What we were missing, is that df_main = df_main.append(df_temp) is placed in a slightly wrong place. On first iteration it works well, pd.to_datetime(df_main['timeStamp'], unit='s') gets an str type with Linux epoch and gets converted to pandas._libs.tslibs.timestamps.Timestamp.

But on next iteration df_main['timeStamp'] already has the Timestamp type and it gets appended with str type, so we get a column with mixed type. E.g.:

type(df_main['timeStamp'].iloc[0]) == type(df_main['timeStamp'].iloc[-1])

This results with False. Hence when trying to convert Timestamp to Timestamp one gets an error featured in question.

To mitigate this we can place .append() below the conversion and do this conversion on df_temp instead of df_main, this way we will only append Timestamps to the resulting DataFrame and the code below with if clause will work fine.

As a side note

Another small change I've made was datetime.date(2022, 1, 1).
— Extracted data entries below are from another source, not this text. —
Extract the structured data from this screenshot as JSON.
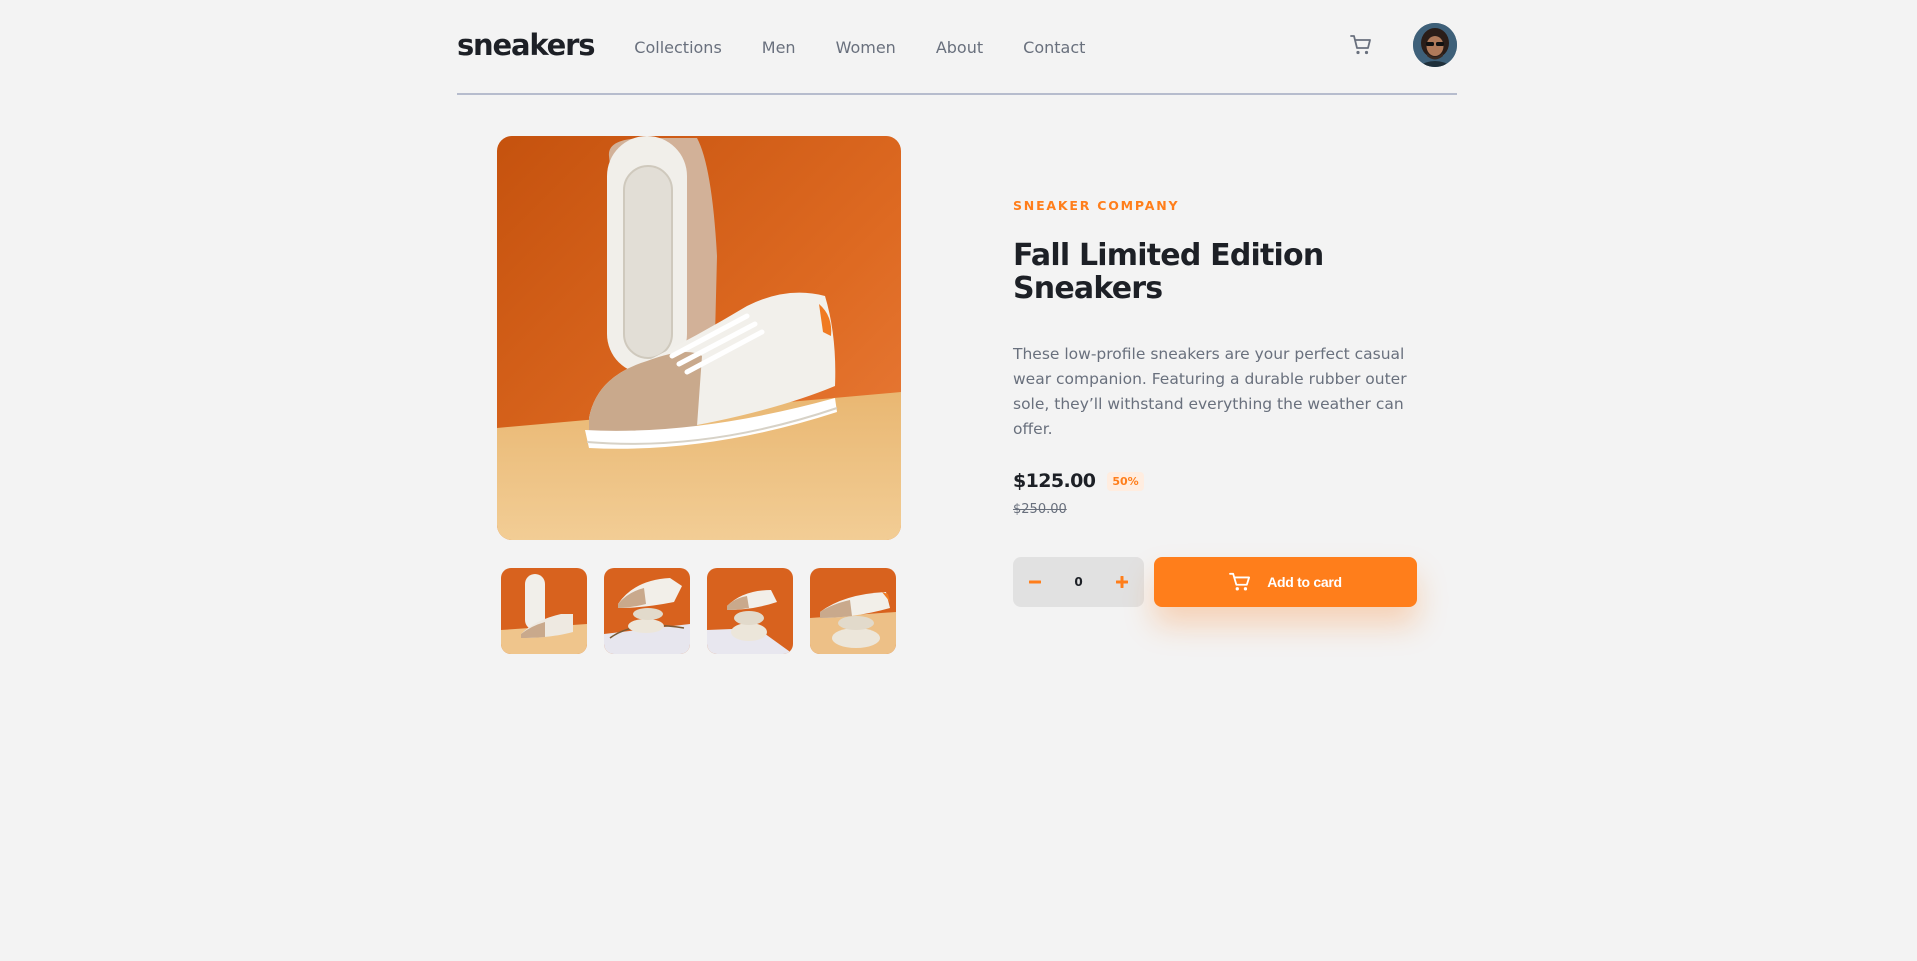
{
  "header": {
    "logo": "sneakers",
    "nav": [
      "Collections",
      "Men",
      "Women",
      "About",
      "Contact"
    ]
  },
  "product": {
    "company": "SNEAKER COMPANY",
    "title": "Fall Limited Edition Sneakers",
    "description": "These low-profile sneakers are your perfect casual wear companion. Featuring a durable rubber outer sole, they’ll withstand everything the weather can offer.",
    "price": "$125.00",
    "discount": "50%",
    "old_price": "$250.00",
    "quantity": "0",
    "add_label": "Add to card"
  },
  "colors": {
    "accent": "#ff7e1b",
    "accent_pale": "#ffede0",
    "text_dark": "#1d2026",
    "text_grey": "#69707d",
    "background": "#f3f3f3"
  }
}
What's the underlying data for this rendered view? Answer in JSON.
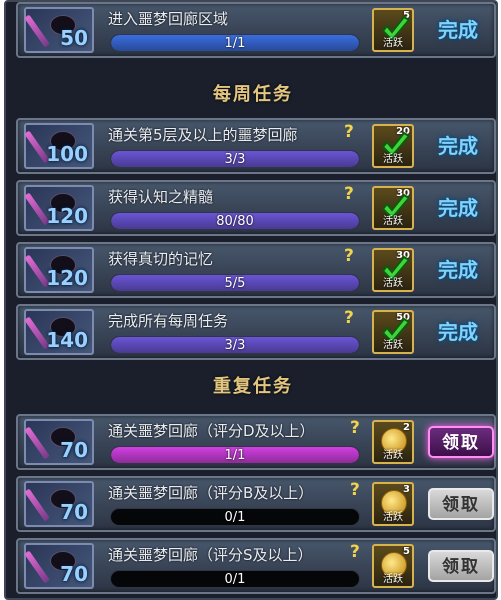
{
  "colors": {
    "bar_blue": "#3a6de0",
    "bar_purple": "#6a55d6",
    "bar_magenta": "#d23fe2",
    "status_text": "#7fd4ff",
    "section_title": "#e3c680"
  },
  "top_task": {
    "value": "50",
    "title": "进入噩梦回廊区域",
    "progress_text": "1/1",
    "progress_fraction": 1,
    "reward_num": "5",
    "reward_label": "活跃",
    "status": "完成"
  },
  "weekly": {
    "title": "每周任务",
    "tasks": [
      {
        "value": "100",
        "title": "通关第5层及以上的噩梦回廊",
        "help": "?",
        "progress_text": "3/3",
        "progress_fraction": 1,
        "reward_num": "20",
        "reward_label": "活跃",
        "status": "完成"
      },
      {
        "value": "120",
        "title": "获得认知之精髓",
        "help": "?",
        "progress_text": "80/80",
        "progress_fraction": 1,
        "reward_num": "30",
        "reward_label": "活跃",
        "status": "完成"
      },
      {
        "value": "120",
        "title": "获得真切的记忆",
        "help": "?",
        "progress_text": "5/5",
        "progress_fraction": 1,
        "reward_num": "30",
        "reward_label": "活跃",
        "status": "完成"
      },
      {
        "value": "140",
        "title": "完成所有每周任务",
        "help": "?",
        "progress_text": "3/3",
        "progress_fraction": 1,
        "reward_num": "50",
        "reward_label": "活跃",
        "status": "完成"
      }
    ]
  },
  "repeat": {
    "title": "重复任务",
    "tasks": [
      {
        "value": "70",
        "title": "通关噩梦回廊（评分D及以上）",
        "help": "?",
        "progress_text": "1/1",
        "progress_fraction": 1,
        "reward_num": "2",
        "reward_label": "活跃",
        "button": "领取"
      },
      {
        "value": "70",
        "title": "通关噩梦回廊（评分B及以上）",
        "help": "?",
        "progress_text": "0/1",
        "progress_fraction": 0,
        "reward_num": "3",
        "reward_label": "活跃",
        "button": "领取"
      },
      {
        "value": "70",
        "title": "通关噩梦回廊（评分S及以上）",
        "help": "?",
        "progress_text": "0/1",
        "progress_fraction": 0,
        "reward_num": "5",
        "reward_label": "活跃",
        "button": "领取"
      }
    ]
  }
}
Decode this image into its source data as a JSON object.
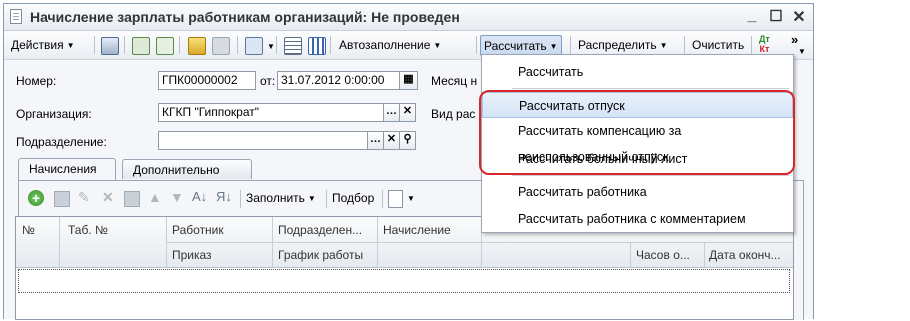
{
  "window": {
    "title": "Начисление зарплаты работникам организаций: Не проведен",
    "controls": [
      "_",
      "☐",
      "✕"
    ]
  },
  "toolbar": {
    "actions": "Действия",
    "autofill": "Автозаполнение",
    "calculate": "Рассчитать",
    "distribute": "Распределить",
    "clear": "Очистить",
    "dtkt_top": "Дт",
    "dtkt_bottom": "Кт",
    "more": "»"
  },
  "form": {
    "number_label": "Номер:",
    "number_value": "ГПК00000002",
    "date_label": "от:",
    "date_value": "31.07.2012  0:00:00",
    "month_label": "Месяц н",
    "org_label": "Организация:",
    "org_value": "КГКП \"Гиппократ\"",
    "calc_type_label": "Вид рас",
    "dept_label": "Подразделение:",
    "dept_value": ""
  },
  "tabs": [
    "Начисления",
    "Дополнительно"
  ],
  "grid_toolbar": {
    "fill": "Заполнить",
    "select": "Подбор"
  },
  "grid": {
    "headers_row1": [
      "№",
      "Таб. №",
      "Работник",
      "Подразделен...",
      "Начисление"
    ],
    "headers_row2": [
      "Приказ",
      "График работы",
      "Часов о...",
      "Дата оконч..."
    ]
  },
  "menu": {
    "items": [
      "Рассчитать",
      "Рассчитать отпуск",
      "Рассчитать компенсацию за неиспользованный отпуск",
      "Рассчитать больничный лист",
      "Рассчитать работника",
      "Рассчитать работника с комментарием"
    ]
  }
}
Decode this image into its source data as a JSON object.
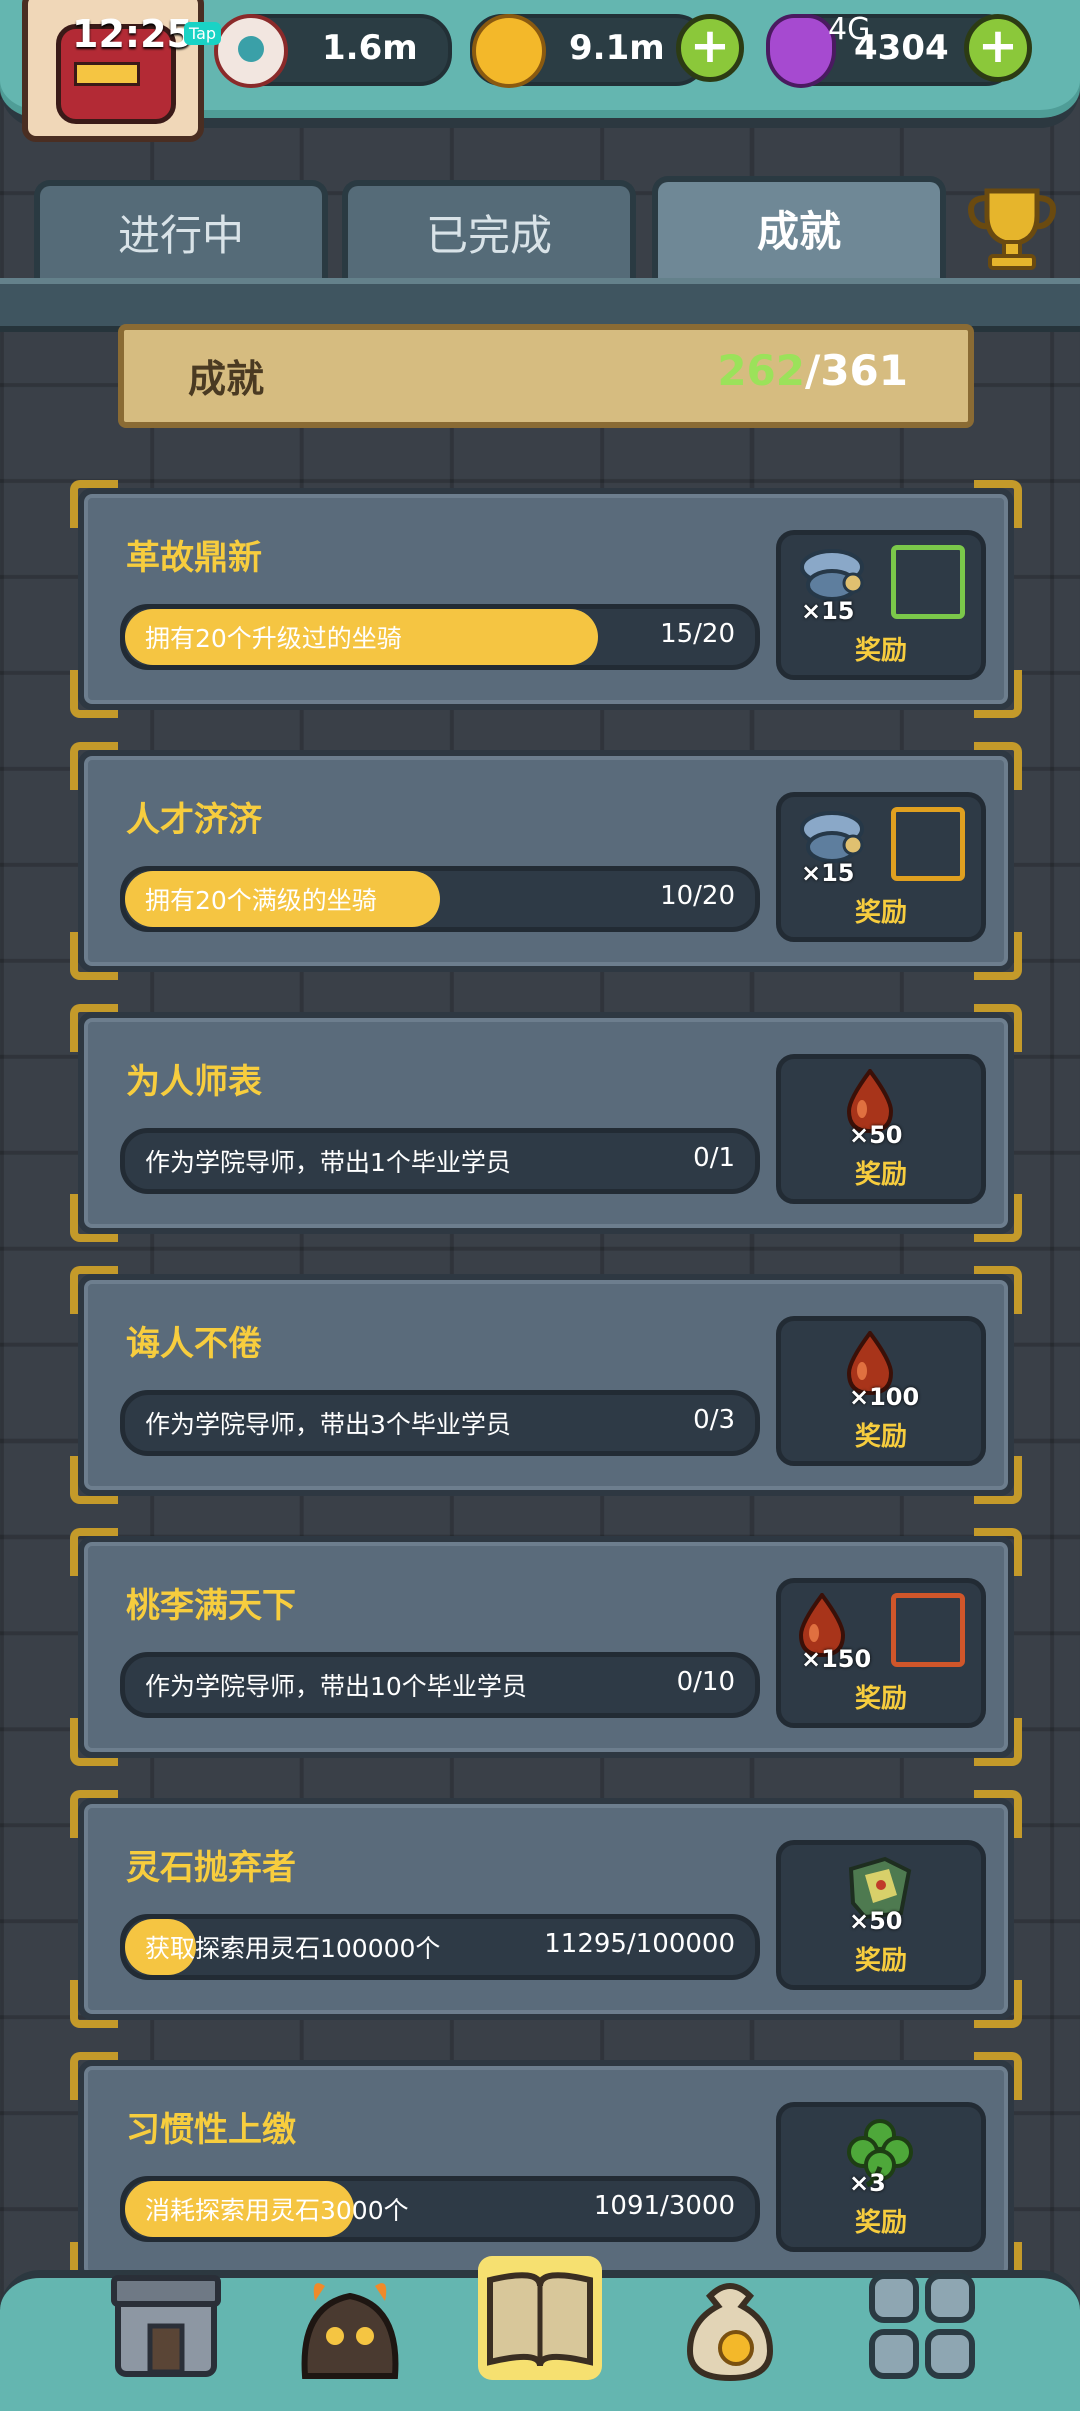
{
  "status_bar": {
    "time": "12:25",
    "tap_label": "Tap",
    "right_text": "4G"
  },
  "resources": [
    {
      "name": "eyeball",
      "value": "1.6m"
    },
    {
      "name": "coin",
      "value": "9.1m"
    },
    {
      "name": "potion",
      "value": "4304"
    }
  ],
  "tabs": [
    {
      "label": "进行中",
      "active": false
    },
    {
      "label": "已完成",
      "active": false
    },
    {
      "label": "成就",
      "active": true
    }
  ],
  "summary": {
    "label": "成就",
    "done": "262",
    "sep": "/",
    "total": "361"
  },
  "reward_label": "奖励",
  "achievements": [
    {
      "title": "革故鼎新",
      "desc": "拥有20个升级过的坐骑",
      "progress": "15/20",
      "fraction": 0.75,
      "reward_qty": "×15",
      "reward_icon": "mount-icon",
      "frame_color": "#7bc84a"
    },
    {
      "title": "人才济济",
      "desc": "拥有20个满级的坐骑",
      "progress": "10/20",
      "fraction": 0.5,
      "reward_qty": "×15",
      "reward_icon": "mount-icon",
      "frame_color": "#e0a020"
    },
    {
      "title": "为人师表",
      "desc": "作为学院导师，带出1个毕业学员",
      "progress": "0/1",
      "fraction": 0,
      "reward_qty": "×50",
      "reward_icon": "blood-drop-icon",
      "frame_color": ""
    },
    {
      "title": "诲人不倦",
      "desc": "作为学院导师，带出3个毕业学员",
      "progress": "0/3",
      "fraction": 0,
      "reward_qty": "×100",
      "reward_icon": "blood-drop-icon",
      "frame_color": ""
    },
    {
      "title": "桃李满天下",
      "desc": "作为学院导师，带出10个毕业学员",
      "progress": "0/10",
      "fraction": 0,
      "reward_qty": "×150",
      "reward_icon": "blood-drop-icon",
      "frame_color": "#d0562a"
    },
    {
      "title": "灵石抛弃者",
      "desc": "获取探索用灵石100000个",
      "progress": "11295/100000",
      "fraction": 0.113,
      "reward_qty": "×50",
      "reward_icon": "map-icon",
      "frame_color": ""
    },
    {
      "title": "习惯性上缴",
      "desc": "消耗探索用灵石3000个",
      "progress": "1091/3000",
      "fraction": 0.364,
      "reward_qty": "×3",
      "reward_icon": "clover-icon",
      "frame_color": ""
    }
  ],
  "nav": [
    "shop-icon",
    "monster-icon",
    "book-icon",
    "money-bag-icon",
    "grid-menu-icon"
  ]
}
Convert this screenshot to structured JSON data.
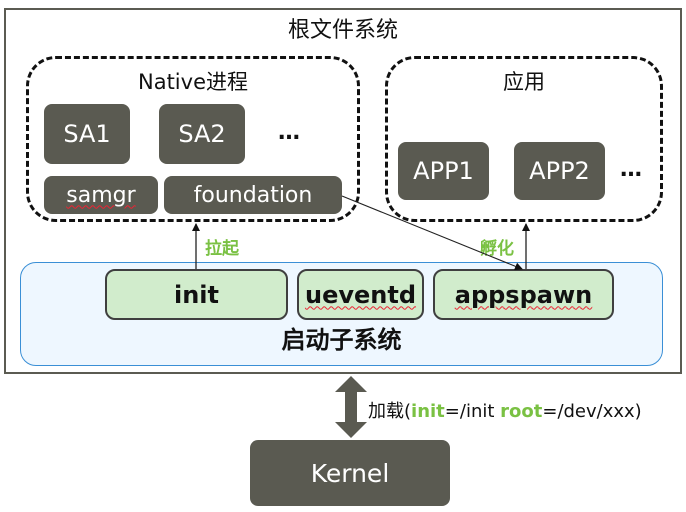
{
  "diagram": {
    "root_fs": {
      "title": "根文件系统"
    },
    "native_group": {
      "title": "Native进程",
      "services": [
        "SA1",
        "SA2"
      ],
      "more": "…",
      "base_components": [
        "samgr",
        "foundation"
      ]
    },
    "app_group": {
      "title": "应用",
      "apps": [
        "APP1",
        "APP2"
      ],
      "more": "…"
    },
    "boot_subsystem": {
      "title": "启动子系统",
      "components": [
        "init",
        "ueventd",
        "appspawn"
      ]
    },
    "edges": {
      "launch_label": "拉起",
      "incubate_label": "孵化"
    },
    "kernel": {
      "label": "Kernel",
      "load": {
        "prefix": "加载(",
        "key1": "init",
        "val1": "=/init ",
        "key2": "root",
        "val2": "=/dev/xxx)"
      }
    },
    "colors": {
      "dark_box": "#5a5a51",
      "green_box": "#d1eccc",
      "highlight_green": "#7ac143",
      "boot_border": "#3a8fd6",
      "boot_fill": "#eef7ff"
    }
  }
}
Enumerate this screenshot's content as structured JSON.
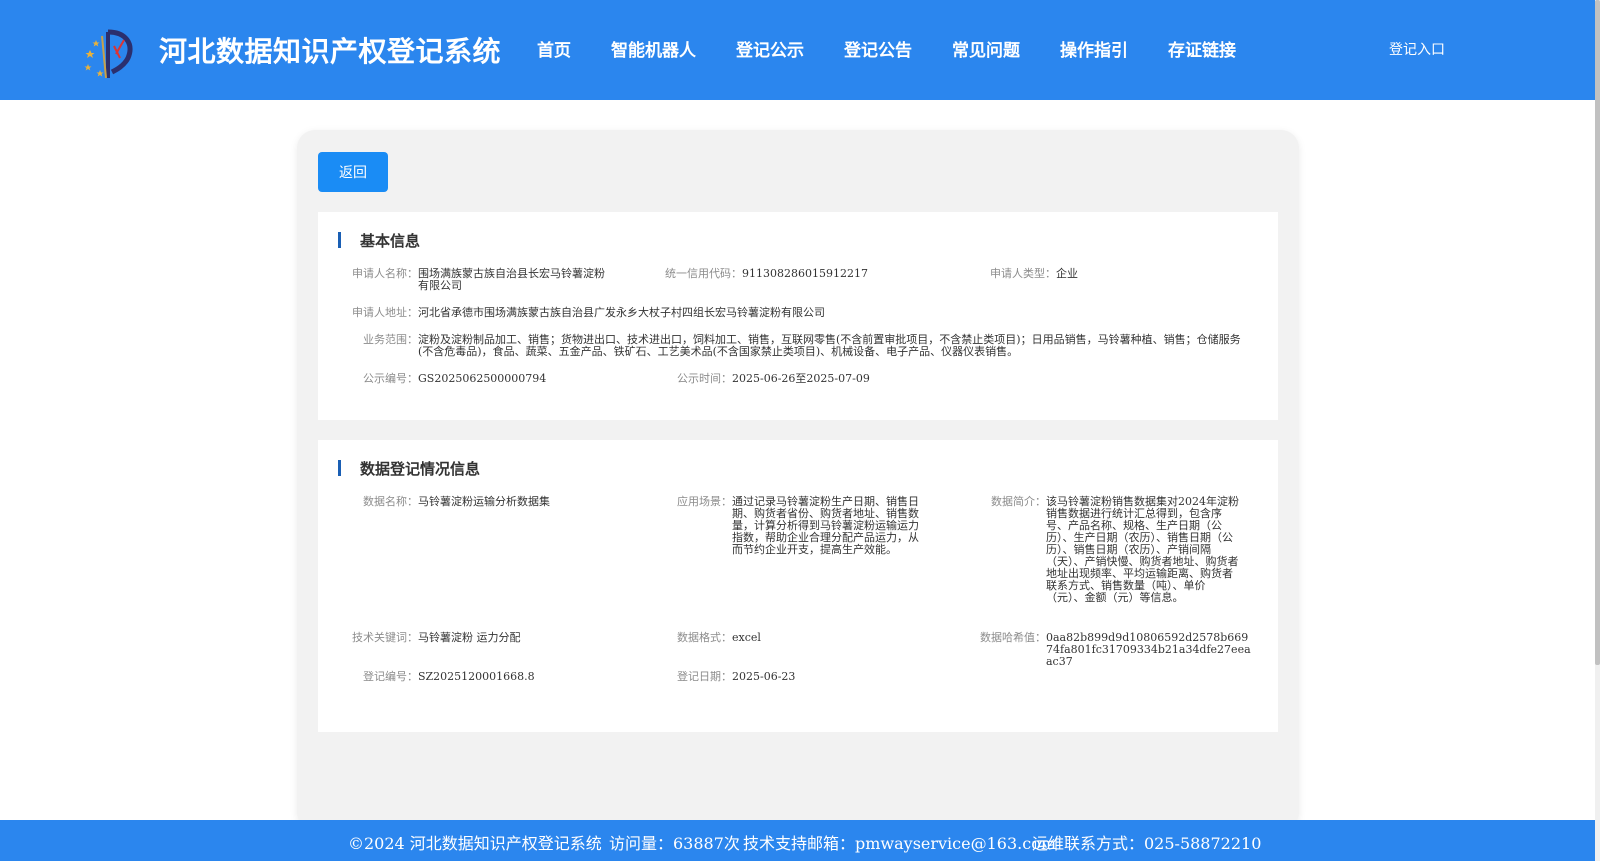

This change was not needed, but the way one works with datetime depends on how this library was imported, so it's worth mentioning:

import datetime
datetime.date(2022, 1, 1)
datetime.datetime(2022, 1, 1).date()

from datetime import datetime
datetime(2022, 1, 1).date()

All the above is legit and will produce the same. On the first import module gets imported, on the second one type gets imported.


Alternative solution

Conversion to Timestamp takes time. If the API provides Linux epoch dates, why not use this date for comparison? Let's add this somewhere where you define wallet_addresses:

reference_date = "01/01/2021"
reference_date = int(time.mktime(datetime.datetime.strptime(reference_date, "%d/%m/%Y").timetuple()))

This will result in 1609448400. Other stack overflow question as reference.

This integer can now be compared with timestamps provided by the API. The only thing left is to cast str to int. We can have your code left intact with some minor changes at the end:

<< Your code without changes >>
        df_main['timeStamp'] = df_main['timeStamp'].astype(int)
        if min(df_main['timeStamp']) < reference_date:
            pass

To make a benchmark I've changed while True: to for _ in range(0,4): to limit the infinite cycle, results are as follows:

  • Initial solution took 11.6 s to complete
  • Alternative solution took 8.85 s to complete

It's 30% faster. Casting str to int takes less time than conversion to TimeStamps, I would call this a preferable solution.

Future warning

FutureWarning: The frame.append method is deprecated and will be removed from pandas in a future version. Use pandas.concat instead.

It makes sense to comply with this warning. df_main = df_main.append(df_temp) has to be changed to df_main = pd.concat([df_main, df_temp]).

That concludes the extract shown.